Luc Frieden déplore le manque de prévisibilité pour les entreprises et craint entre autres l'arrivée de tranches indiciaires supplémentaires. "Nous nous trouvons dans une crise très grave. Pour les entreprises et pour tout un chacun, les six prochains mois vont être très durs." Le président de la Chambre de Commerce redoute l'arrivée d'une troisième tranche indiciaire pour l'année prochaine.

RTL

Selon Luc Frieden, "lorsque les salaires augmentent, les prix suivent aussi", ce qui nuirait à la compétitivité, et ce, surtout pour les entreprises qui sont en concurrence avec l'étranger.

L'ancien ministre des Finances appelle donc à des réformes structurelles comme le plafonnement de l'index à trois fois le revenu minimum. Il se demande également comment l'État compte financer une troisième tranche indiciaire l'année prochaine.

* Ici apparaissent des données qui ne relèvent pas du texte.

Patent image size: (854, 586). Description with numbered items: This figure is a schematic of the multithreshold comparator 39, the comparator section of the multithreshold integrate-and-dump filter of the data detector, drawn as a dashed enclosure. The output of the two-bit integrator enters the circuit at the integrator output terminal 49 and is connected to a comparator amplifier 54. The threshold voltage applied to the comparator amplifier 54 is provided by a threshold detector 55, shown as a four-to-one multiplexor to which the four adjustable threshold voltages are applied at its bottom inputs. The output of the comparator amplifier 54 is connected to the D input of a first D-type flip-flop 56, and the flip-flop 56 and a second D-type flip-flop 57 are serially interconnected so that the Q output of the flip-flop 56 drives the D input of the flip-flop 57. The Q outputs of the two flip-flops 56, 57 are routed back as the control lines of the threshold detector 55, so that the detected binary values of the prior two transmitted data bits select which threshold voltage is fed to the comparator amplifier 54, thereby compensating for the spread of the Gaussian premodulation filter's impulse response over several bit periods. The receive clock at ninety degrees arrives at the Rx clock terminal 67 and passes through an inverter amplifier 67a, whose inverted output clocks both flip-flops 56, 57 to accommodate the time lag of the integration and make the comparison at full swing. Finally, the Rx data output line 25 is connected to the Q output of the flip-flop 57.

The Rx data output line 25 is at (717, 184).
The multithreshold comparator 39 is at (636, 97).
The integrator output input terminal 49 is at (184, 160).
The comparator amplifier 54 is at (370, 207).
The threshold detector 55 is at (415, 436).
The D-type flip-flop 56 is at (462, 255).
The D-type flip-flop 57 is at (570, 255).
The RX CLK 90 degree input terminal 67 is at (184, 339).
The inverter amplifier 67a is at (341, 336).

"Depuis l'arrivée de l'euro, la dette de l'État n'avait encore jamais été aussi élevée qu'aujourd'hui." Le président de la Chambre de Commerce estime que l'État aurait dû constituer des réserves lors des années plus prospères.

Luc Frieden est également le président du conseil d'administration de la BIL. Il a confié qu'il était toujours d'actualité que la banque vende ses parts de 13% dans Luxair, mais le timing doit encore être défini avec les autres actionnaires.